Não fala português, nem espanhol, apesar do marido e dos enteados salvadorenhos. Ou seja, o silêncio, a não ser quando ela é interpelada em sua língua, impera, atravessado pelo seu uso insolente do inglês num espaço dominado por um português e por um castelhano que nem eu entendo às vezes, de tão mascados, escondidos como as intenções de quem cruza a fronteira ilegalmente.

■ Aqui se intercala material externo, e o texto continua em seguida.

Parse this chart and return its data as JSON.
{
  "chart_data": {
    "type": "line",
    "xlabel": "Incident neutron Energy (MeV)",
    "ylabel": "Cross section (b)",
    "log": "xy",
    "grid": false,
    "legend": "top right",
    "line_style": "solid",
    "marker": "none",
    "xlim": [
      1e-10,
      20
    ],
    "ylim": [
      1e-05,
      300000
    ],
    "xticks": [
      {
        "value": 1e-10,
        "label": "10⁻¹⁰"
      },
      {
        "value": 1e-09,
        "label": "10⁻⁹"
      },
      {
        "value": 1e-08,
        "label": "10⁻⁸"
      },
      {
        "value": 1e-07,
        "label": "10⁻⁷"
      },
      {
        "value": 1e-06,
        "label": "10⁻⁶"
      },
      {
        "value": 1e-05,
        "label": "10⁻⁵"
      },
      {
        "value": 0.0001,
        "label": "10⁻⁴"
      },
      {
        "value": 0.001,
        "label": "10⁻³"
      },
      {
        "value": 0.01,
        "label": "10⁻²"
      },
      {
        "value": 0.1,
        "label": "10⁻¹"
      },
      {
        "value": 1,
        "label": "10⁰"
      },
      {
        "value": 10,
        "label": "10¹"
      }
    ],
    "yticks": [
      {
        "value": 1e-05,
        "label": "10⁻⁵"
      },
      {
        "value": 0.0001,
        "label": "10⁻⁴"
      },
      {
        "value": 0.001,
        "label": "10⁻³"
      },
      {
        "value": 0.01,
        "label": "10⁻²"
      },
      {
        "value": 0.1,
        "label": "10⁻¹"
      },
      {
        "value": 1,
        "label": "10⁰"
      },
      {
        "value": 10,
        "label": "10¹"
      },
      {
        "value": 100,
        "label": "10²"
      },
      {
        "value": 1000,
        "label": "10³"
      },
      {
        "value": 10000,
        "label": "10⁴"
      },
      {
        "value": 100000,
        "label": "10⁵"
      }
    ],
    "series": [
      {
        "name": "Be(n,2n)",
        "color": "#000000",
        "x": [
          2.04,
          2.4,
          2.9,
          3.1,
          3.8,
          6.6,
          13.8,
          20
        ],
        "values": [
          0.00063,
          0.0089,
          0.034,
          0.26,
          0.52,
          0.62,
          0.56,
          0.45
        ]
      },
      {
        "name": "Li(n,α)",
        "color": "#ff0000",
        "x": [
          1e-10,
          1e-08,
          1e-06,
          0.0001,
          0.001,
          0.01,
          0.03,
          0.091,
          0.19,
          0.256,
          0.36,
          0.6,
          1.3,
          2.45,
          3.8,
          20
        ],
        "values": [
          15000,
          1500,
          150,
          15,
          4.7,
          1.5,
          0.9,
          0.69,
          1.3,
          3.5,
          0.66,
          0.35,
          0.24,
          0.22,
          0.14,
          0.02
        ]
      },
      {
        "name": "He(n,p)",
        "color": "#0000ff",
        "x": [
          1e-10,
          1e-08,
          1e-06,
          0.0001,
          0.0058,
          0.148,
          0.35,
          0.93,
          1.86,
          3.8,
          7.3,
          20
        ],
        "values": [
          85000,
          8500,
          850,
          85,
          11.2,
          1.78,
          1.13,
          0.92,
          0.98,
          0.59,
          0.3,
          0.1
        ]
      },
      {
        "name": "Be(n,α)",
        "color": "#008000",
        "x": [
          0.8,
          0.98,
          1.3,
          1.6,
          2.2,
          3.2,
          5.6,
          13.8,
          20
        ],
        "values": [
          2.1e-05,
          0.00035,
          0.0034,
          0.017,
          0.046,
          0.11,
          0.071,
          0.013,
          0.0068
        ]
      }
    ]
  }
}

Conversamos sobre relações amorosas em que um fala uma segunda língua e o outro sua língua nativa e eu resvalava, no meio da minha segunda língua, ao que supostamente é minha terceira, “claro,” “obvio”, “bueno”, “y sí”. Estou em meses em que um dia disse espontaneamente que algo custava “diez lucas” e arregalei os olhos assim que a expressão saiu, acompanhada de uma gargalhada de meu namorado.
“Não tenho muita paciência para falar português com ele,” expliquei rindo, sabendo o que isso significa.

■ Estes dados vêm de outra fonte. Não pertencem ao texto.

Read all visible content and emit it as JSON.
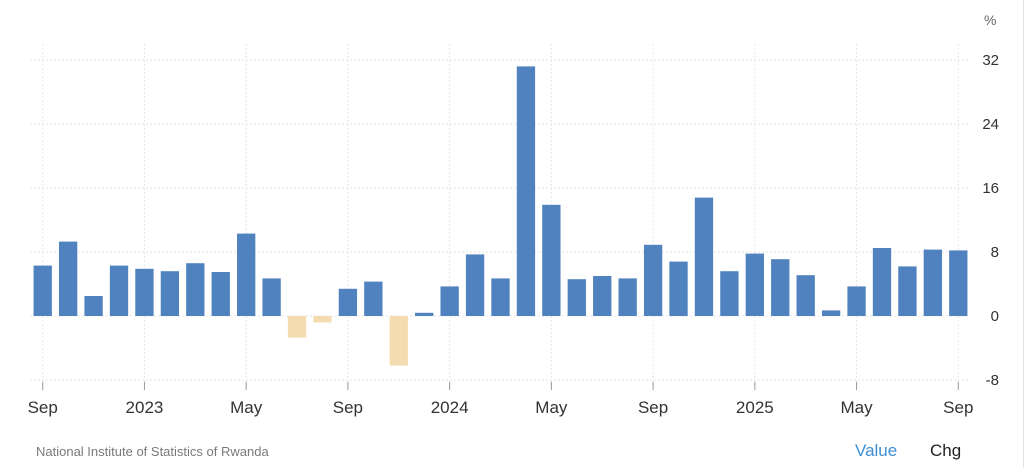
{
  "chart_data": {
    "type": "bar",
    "unit": "%",
    "ylim": [
      -8,
      32
    ],
    "y_ticks": [
      32,
      24,
      16,
      8,
      0,
      -8
    ],
    "x_tick_labels": [
      {
        "index": 0,
        "label": "Sep"
      },
      {
        "index": 4,
        "label": "2023"
      },
      {
        "index": 8,
        "label": "May"
      },
      {
        "index": 12,
        "label": "Sep"
      },
      {
        "index": 16,
        "label": "2024"
      },
      {
        "index": 20,
        "label": "May"
      },
      {
        "index": 24,
        "label": "Sep"
      },
      {
        "index": 28,
        "label": "2025"
      },
      {
        "index": 32,
        "label": "May"
      },
      {
        "index": 36,
        "label": "Sep"
      }
    ],
    "values": [
      6.3,
      9.3,
      2.5,
      6.3,
      5.9,
      5.6,
      6.6,
      5.5,
      10.3,
      4.7,
      -2.7,
      -0.8,
      3.4,
      4.3,
      -6.2,
      0.4,
      3.7,
      7.7,
      4.7,
      31.2,
      13.9,
      4.6,
      5.0,
      4.7,
      8.9,
      6.8,
      14.8,
      5.6,
      7.8,
      7.1,
      5.1,
      0.7,
      3.7,
      8.5,
      6.2,
      8.3,
      8.2
    ],
    "positive_color": "#4f82bf",
    "negative_color": "#f5dcb0",
    "grid": true
  },
  "footer": {
    "source": "National Institute of Statistics of Rwanda",
    "toggle_value": "Value",
    "toggle_chg": "Chg"
  }
}
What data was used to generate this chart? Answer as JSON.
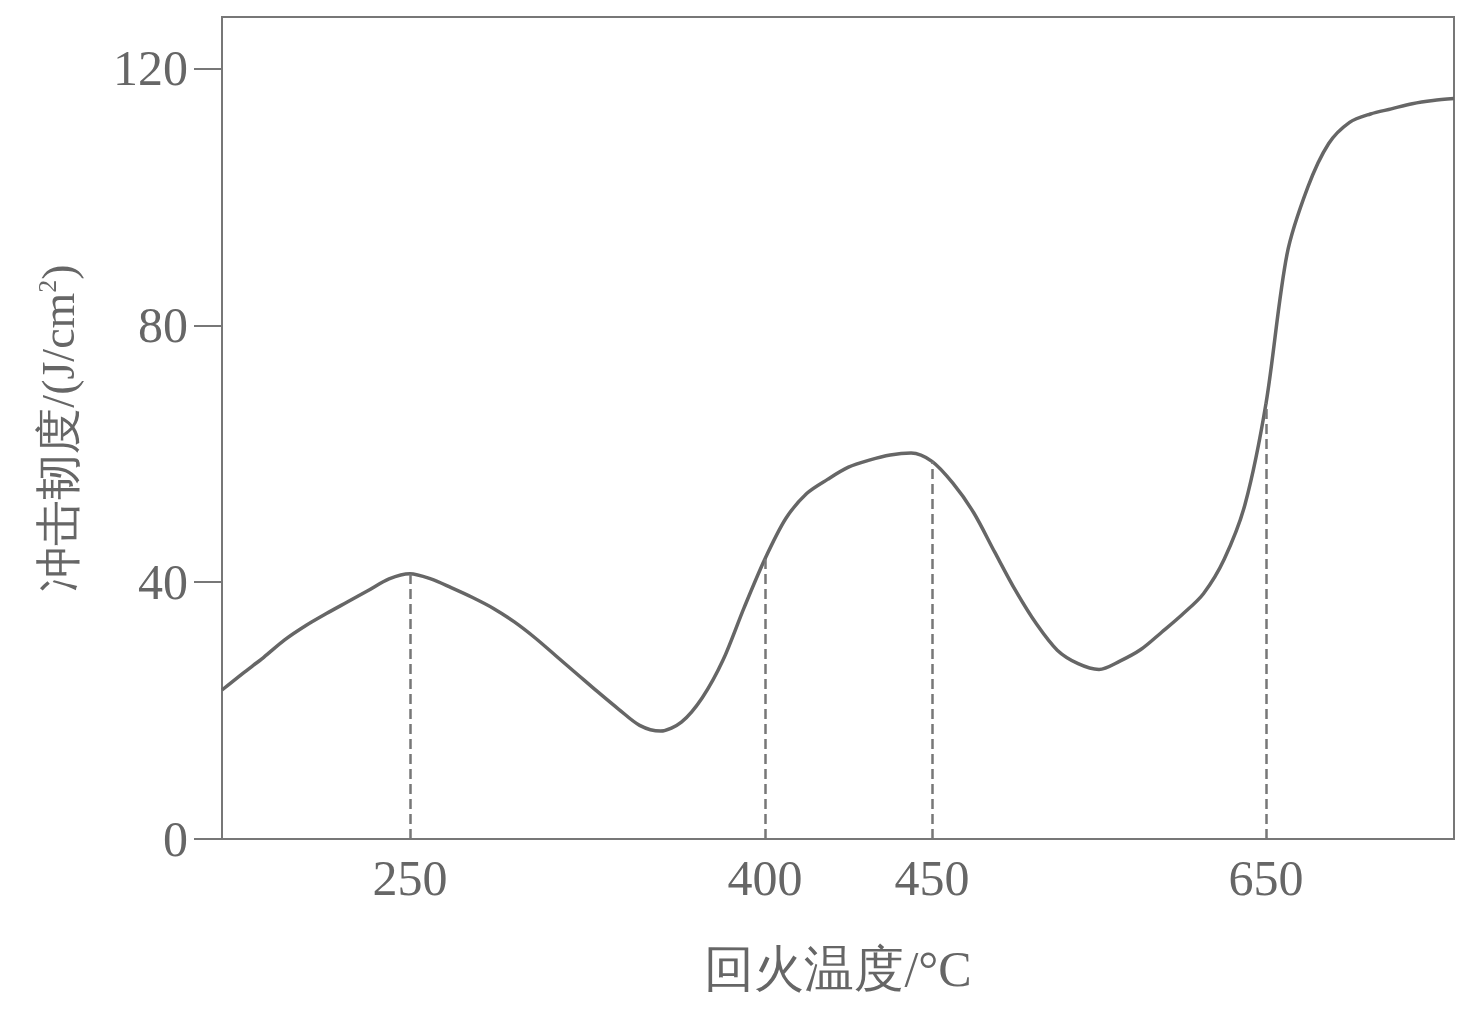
{
  "chart_data": {
    "type": "line",
    "xlabel": "回火温度/°C",
    "ylabel": "冲击韧度/(J/cm$^{2}$)",
    "categories": [
      null,
      null,
      null,
      null,
      null,
      null,
      null,
      null,
      null,
      "250",
      null,
      null,
      null,
      null,
      null,
      null,
      null,
      null,
      null,
      null,
      null,
      null,
      null,
      null,
      null,
      null,
      "400",
      null,
      null,
      null,
      null,
      null,
      null,
      null,
      "450",
      null,
      null,
      null,
      null,
      null,
      null,
      null,
      null,
      null,
      null,
      null,
      null,
      null,
      null,
      null,
      "650",
      null,
      null,
      null,
      null,
      null,
      null,
      null,
      null,
      null
    ],
    "series": [
      {
        "color": "#666666",
        "values": [
          23.2,
          25.8,
          28.3,
          31.0,
          33.2,
          35.1,
          36.9,
          38.7,
          40.5,
          41.3,
          40.5,
          39.1,
          37.6,
          35.9,
          33.8,
          31.3,
          28.5,
          25.7,
          22.9,
          20.2,
          17.7,
          16.8,
          18.2,
          22.0,
          27.9,
          36.0,
          43.6,
          49.9,
          53.8,
          56.0,
          57.9,
          59.0,
          59.8,
          60.1,
          58.8,
          55.4,
          50.8,
          44.7,
          38.7,
          33.5,
          29.4,
          27.3,
          26.4,
          27.7,
          29.5,
          32.2,
          35.0,
          38.2,
          43.6,
          52.2,
          67.9,
          91.0,
          101.5,
          108.3,
          111.6,
          112.9,
          113.7,
          114.5,
          115.0,
          115.3
        ]
      }
    ],
    "ylim": [
      0,
      128
    ],
    "yticks": [
      0,
      40,
      80,
      120
    ],
    "grid": false,
    "marker": "none",
    "line_style": "solid",
    "ref_lines": [
      {
        "axis": "x",
        "value": "250",
        "color": "#777777",
        "line_style": "dashed"
      },
      {
        "axis": "x",
        "value": "400",
        "color": "#777777",
        "line_style": "dashed"
      },
      {
        "axis": "x",
        "value": "450",
        "color": "#777777",
        "line_style": "dashed"
      },
      {
        "axis": "x",
        "value": "650",
        "color": "#777777",
        "line_style": "dashed"
      }
    ]
  }
}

Minha língua e não a nossa, que é esse meio de caminho.
E a verdade é que nesse último ano, minhas construções frasais são todas misturadas. Digo medio día y quince (“querés decir doce y cuarto?”) ou então me causou graça quando ela disse que. Me lembrei de quando, nos anos 90, eu dizia que não adiantava as pessoas “pretenderem que nada estava acontecendo” ou que eu “estava suposta a fazer” algo. E daí sou acossada pelo fato de que sou neta de uma mulher que me dizia para “fazer um soninho” (fare un sonetto) e de outra que jamais dizia “tudo bom?” e sim “qué tal?”.

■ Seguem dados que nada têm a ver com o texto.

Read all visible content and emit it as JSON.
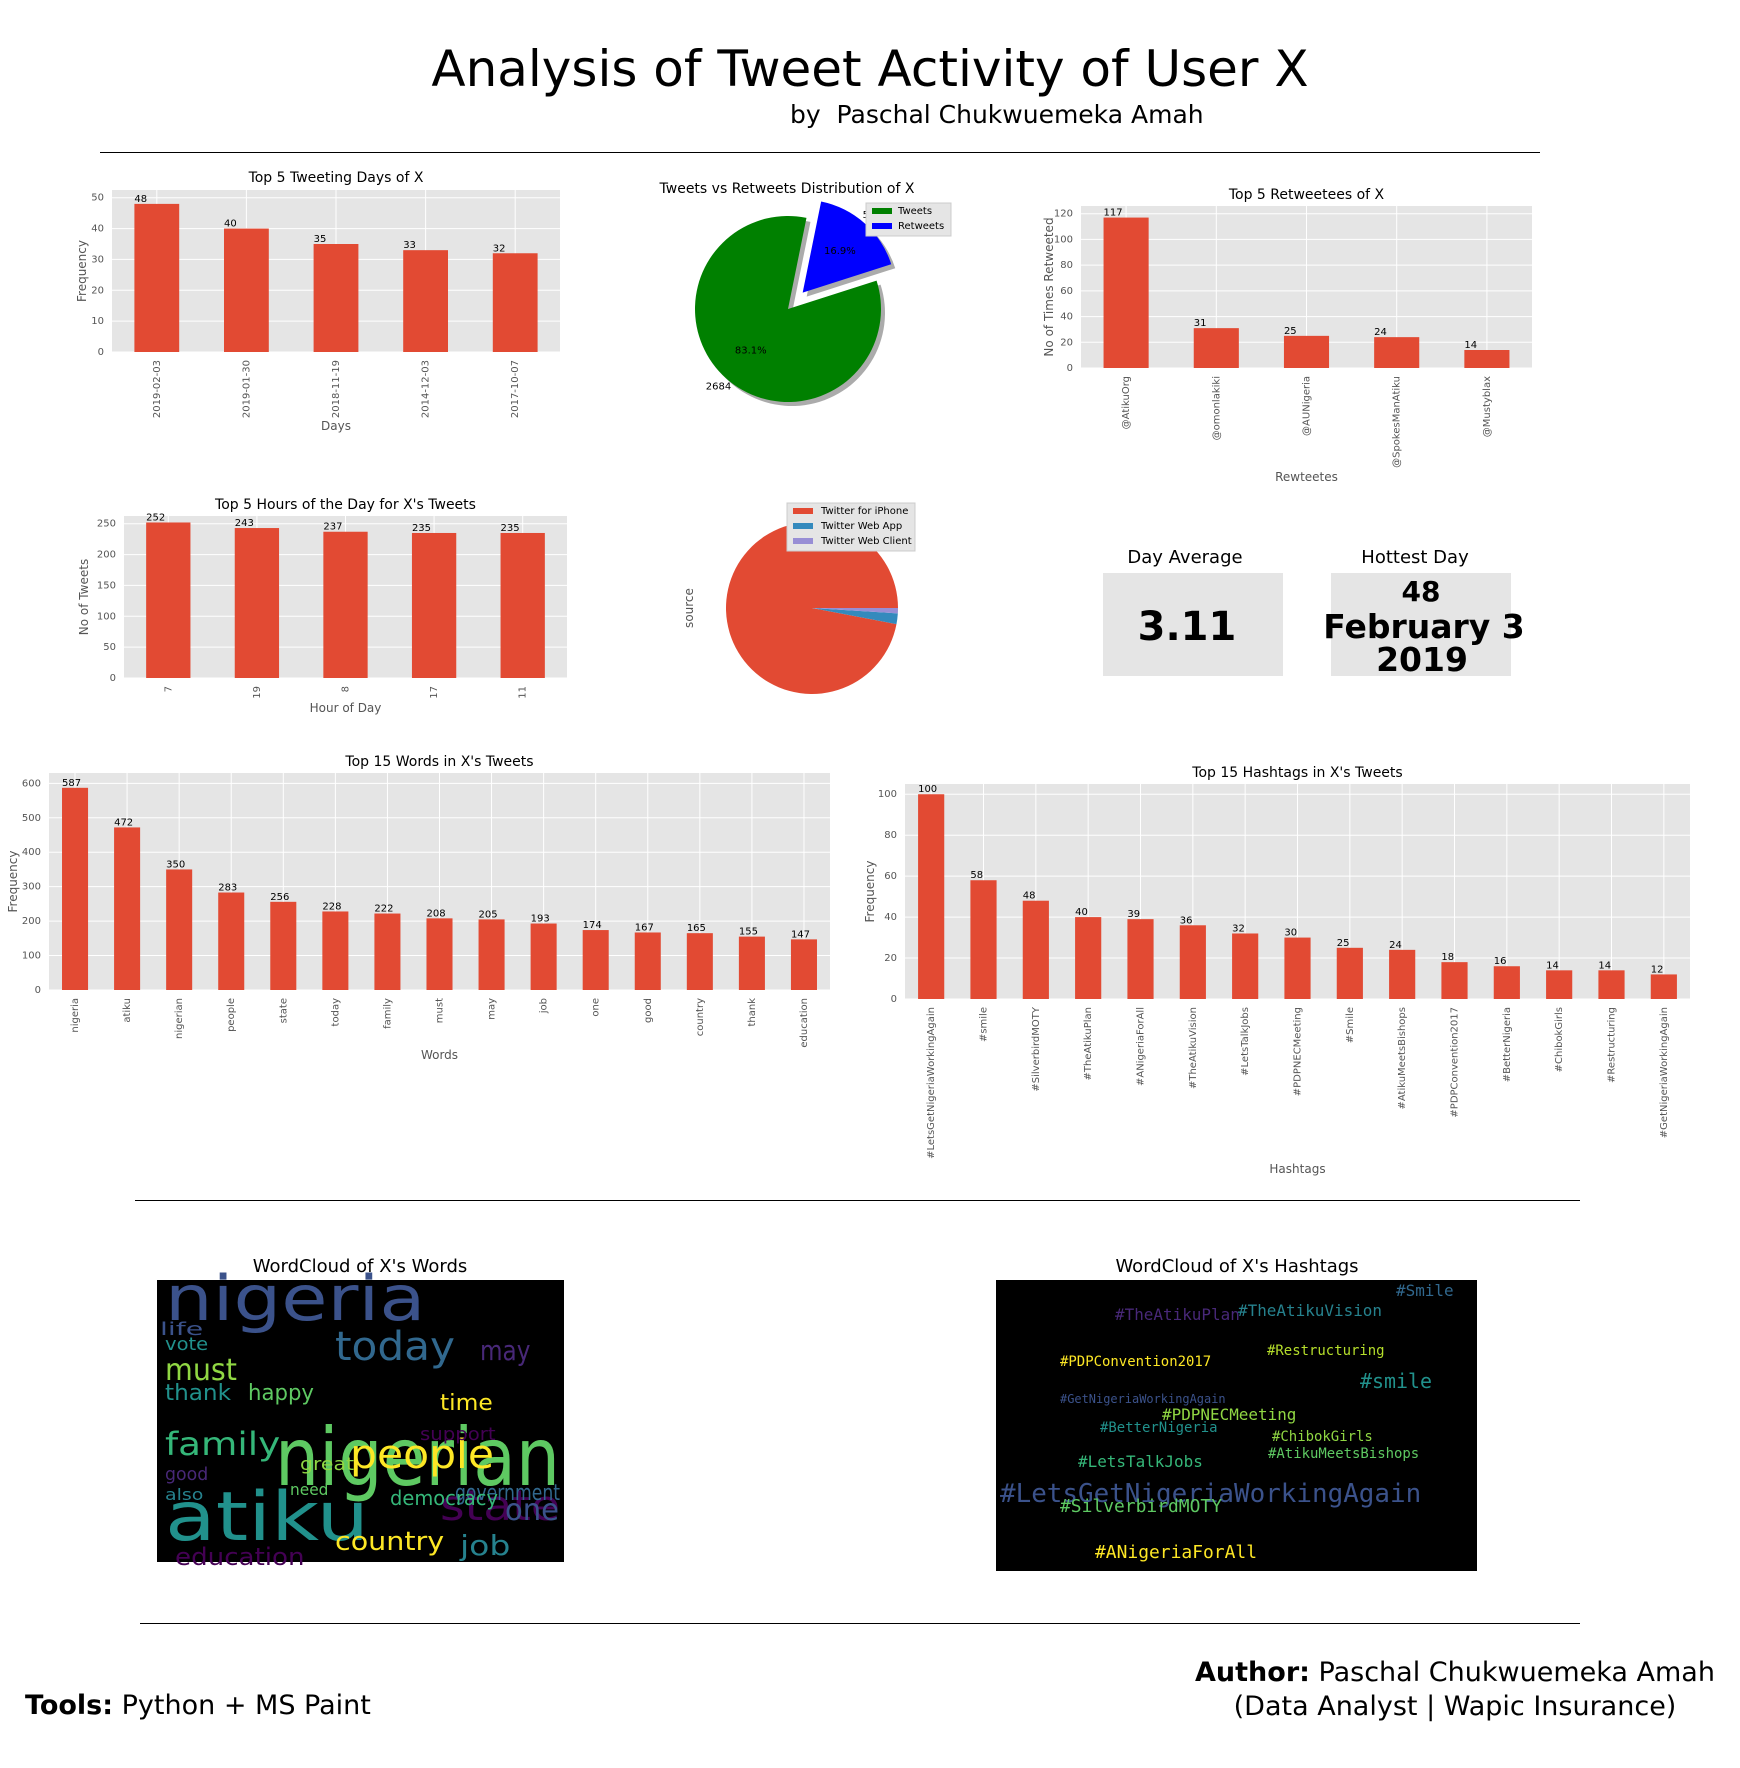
{
  "header": {
    "title": "Analysis of Tweet Activity of User X",
    "byline": "by  Paschal Chukwuemeka Amah"
  },
  "footer": {
    "tools_label": "Tools:",
    "tools_value": " Python + MS Paint",
    "author_label": "Author:",
    "author_name": " Paschal Chukwuemeka Amah",
    "author_role": "(Data Analyst | Wapic Insurance)"
  },
  "kpis": {
    "day_average": {
      "label": "Day Average",
      "value": "3.11"
    },
    "hottest_day": {
      "label": "Hottest Day",
      "count": "48",
      "date": "February 3",
      "year": "2019"
    }
  },
  "wordclouds": {
    "words_title": "WordCloud of X's Words",
    "hashtags_title": "WordCloud of X's Hashtags",
    "words": [
      "nigeria",
      "atiku",
      "nigerian",
      "people",
      "state",
      "today",
      "family",
      "must",
      "may",
      "job",
      "one",
      "thank",
      "happy",
      "country",
      "education",
      "government",
      "democracy",
      "great",
      "good",
      "also",
      "life",
      "vote",
      "need",
      "time",
      "support"
    ],
    "hashtags": [
      "#LetsGetNigeriaWorkingAgain",
      "#smile",
      "#SilverbirdMOTY",
      "#TheAtikuPlan",
      "#ANigeriaForAll",
      "#TheAtikuVision",
      "#LetsTalkJobs",
      "#PDPNECMeeting",
      "#Smile",
      "#AtikuMeetsBishops",
      "#PDPConvention2017",
      "#BetterNigeria",
      "#ChibokGirls",
      "#Restructuring",
      "#GetNigeriaWorkingAgain"
    ]
  },
  "colors": {
    "bar": "#E24A33",
    "grid_bg": "#E5E5E5",
    "tweets": "#008000",
    "retweets": "#0000FF",
    "iphone": "#E24A33",
    "webapp": "#348ABD",
    "webclient": "#988ED5"
  },
  "chart_data": [
    {
      "id": "top-days",
      "type": "bar",
      "title": "Top 5 Tweeting Days of X",
      "xlabel": "Days",
      "ylabel": "Frequency",
      "ylim": [
        0,
        50
      ],
      "yticks": [
        0,
        10,
        20,
        30,
        40,
        50
      ],
      "categories": [
        "2019-02-03",
        "2019-01-30",
        "2018-11-19",
        "2014-12-03",
        "2017-10-07"
      ],
      "values": [
        48,
        40,
        35,
        33,
        32
      ],
      "grid": true,
      "tick_rotation": "vertical"
    },
    {
      "id": "tweets-vs-retweets",
      "type": "pie",
      "title": "Tweets vs Retweets Distribution of X",
      "labels": [
        "Tweets",
        "Retweets"
      ],
      "values": [
        2684,
        545
      ],
      "percent_labels": [
        "83.1%",
        "16.9%"
      ],
      "legend": "top-right",
      "exploded": "Retweets"
    },
    {
      "id": "top-retweetees",
      "type": "bar",
      "title": "Top 5 Retweetees of X",
      "xlabel": "Rewteetes",
      "ylabel": "No of Times Retweeted",
      "ylim": [
        0,
        120
      ],
      "yticks": [
        0,
        20,
        40,
        60,
        80,
        100,
        120
      ],
      "categories": [
        "@AtikuOrg",
        "@omonlakiki",
        "@AUNigeria",
        "@SpokesManAtiku",
        "@Mustyblax"
      ],
      "values": [
        117,
        31,
        25,
        24,
        14
      ],
      "grid": true,
      "tick_rotation": "vertical"
    },
    {
      "id": "top-hours",
      "type": "bar",
      "title": "Top 5 Hours of the Day for X's Tweets",
      "xlabel": "Hour of Day",
      "ylabel": "No of Tweets",
      "ylim": [
        0,
        250
      ],
      "yticks": [
        0,
        50,
        100,
        150,
        200,
        250
      ],
      "categories": [
        "7",
        "19",
        "8",
        "17",
        "11"
      ],
      "values": [
        252,
        243,
        237,
        235,
        235
      ],
      "grid": true,
      "tick_rotation": "vertical"
    },
    {
      "id": "source",
      "type": "pie",
      "ylabel": "source",
      "labels": [
        "Twitter for iPhone",
        "Twitter Web App",
        "Twitter Web Client"
      ],
      "values": [
        97,
        2,
        1
      ],
      "legend": "top-right"
    },
    {
      "id": "top-words",
      "type": "bar",
      "title": "Top 15 Words in X's Tweets",
      "xlabel": "Words",
      "ylabel": "Frequency",
      "ylim": [
        0,
        600
      ],
      "yticks": [
        0,
        100,
        200,
        300,
        400,
        500,
        600
      ],
      "categories": [
        "nigeria",
        "atiku",
        "nigerian",
        "people",
        "state",
        "today",
        "family",
        "must",
        "may",
        "job",
        "one",
        "good",
        "country",
        "thank",
        "education"
      ],
      "values": [
        587,
        472,
        350,
        283,
        256,
        228,
        222,
        208,
        205,
        193,
        174,
        167,
        165,
        155,
        147
      ],
      "grid": true,
      "tick_rotation": "vertical"
    },
    {
      "id": "top-hashtags",
      "type": "bar",
      "title": "Top 15 Hashtags in X's Tweets",
      "xlabel": "Hashtags",
      "ylabel": "Frequency",
      "ylim": [
        0,
        100
      ],
      "yticks": [
        0,
        20,
        40,
        60,
        80,
        100
      ],
      "categories": [
        "#LetsGetNigeriaWorkingAgain",
        "#smile",
        "#SilverbirdMOTY",
        "#TheAtikuPlan",
        "#ANigeriaForAll",
        "#TheAtikuVision",
        "#LetsTalkJobs",
        "#PDPNECMeeting",
        "#Smile",
        "#AtikuMeetsBishops",
        "#PDPConvention2017",
        "#BetterNigeria",
        "#ChibokGirls",
        "#Restructuring",
        "#GetNigeriaWorkingAgain"
      ],
      "values": [
        100,
        58,
        48,
        40,
        39,
        36,
        32,
        30,
        25,
        24,
        18,
        16,
        14,
        14,
        12
      ],
      "grid": true,
      "tick_rotation": "vertical"
    }
  ]
}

“Te gusta Spinetta?”, me perguntou o menino argentino da imigração no terminal do Buquebus, ao ver meu moletom, em meio a gente que estava evidentemente a passeio, em descanso e com aquele ar perdido dos turistas.
Não semi-zumbi entre uma semana de trabalho e um congresso, tresnoitada, fazendo as coisas no automático.
“Sí,” eu sorri.
“Hasta cuándo vas a ficar na Argentina?”
E quando respondi rápido hastaelveintinunoporahí, ele deixou de lado o portunhol gentil dos aduaneiros.
I am going to need a home, me disse Donna, no hotel, na quinta de noite, em meio a impropérios às condições dos alugueis na fronteira (fiador, contrato mínimo de dois anos, a falta de pia da cozinha nos apartamentos). Mesmo quem erra por aí precisa de um lar. Esse final de semana fomos ver Atahualpa Yupanqui, un trashumante, dirigido por Federico Randazzo Abad, no qual Hector Chavero repete a frase escutada de um “cacique velho”, “el hombre es tierra que anda” em várias ocasiões e sorri pensando nela e em tantos outros inquietos por aí, que talvez tatuaria essa expressão. Não sabia, mas muitas das canções de Yupanqui mais famosas tiveram a melodia composta por sua companheira, a pianista franco-canadense Antonietta Paule Pepin-Fitzpatrick, inclusive Chacarera de las piedras. Nenette assinava as composições como Pablo del Cerro e no documentário há quem diga que muito disso que tomamos como folclore argentino, por causa dela, tem marcas até “beethovenianas”.
Mesmo aquilo que julgamos mais arrinconados, no final das contas, saiu de algum outro lugar.
hay gente que es de un lugar,
no es mi caso
yo estoy aqui
de paso
Impossível ler o teu texto e não pensar em algumas passagens da minha própria história. (Também lembrei do cartaz de Terra Estrangeira, da Daniela Thomas e do Walter Sales, lembrança de um filme que fez sentido pra mim.) Brasileiro de nascimento, levado pro Uruguai com um ano e depois ao Peru, só voltei ao Brasil com 10. Alfabetizado em espanhol e francês, o português foi aprendido em casa com os pais, apenas falado. Resultado: na primeira escola brasileira eu escrevia em portunhol e falava com razoável sotaque baiano-sergipano, sendo que a parte em português era meio castiça, de adulto, já que nunca tinha conversado com brasileiros da minha idade. Os coleguinhas me sacaneavam antes que eu aprendesse o que significava sacanear, diziam que eu lia o dicionário aos fins de semana porque usava umas palavras de velho. Diria que não foi das experiências mais agradáveis sofrer aquele tipo de bullying antes da palavra entrar no vocabulário dos dias atuais, mas deu pra sobreviver. Com cicatrizes, claro, como soi* (êpa!) acontecer, mas sobreviver.
* "Suele" é bem mais bonito e não faz barulho, né?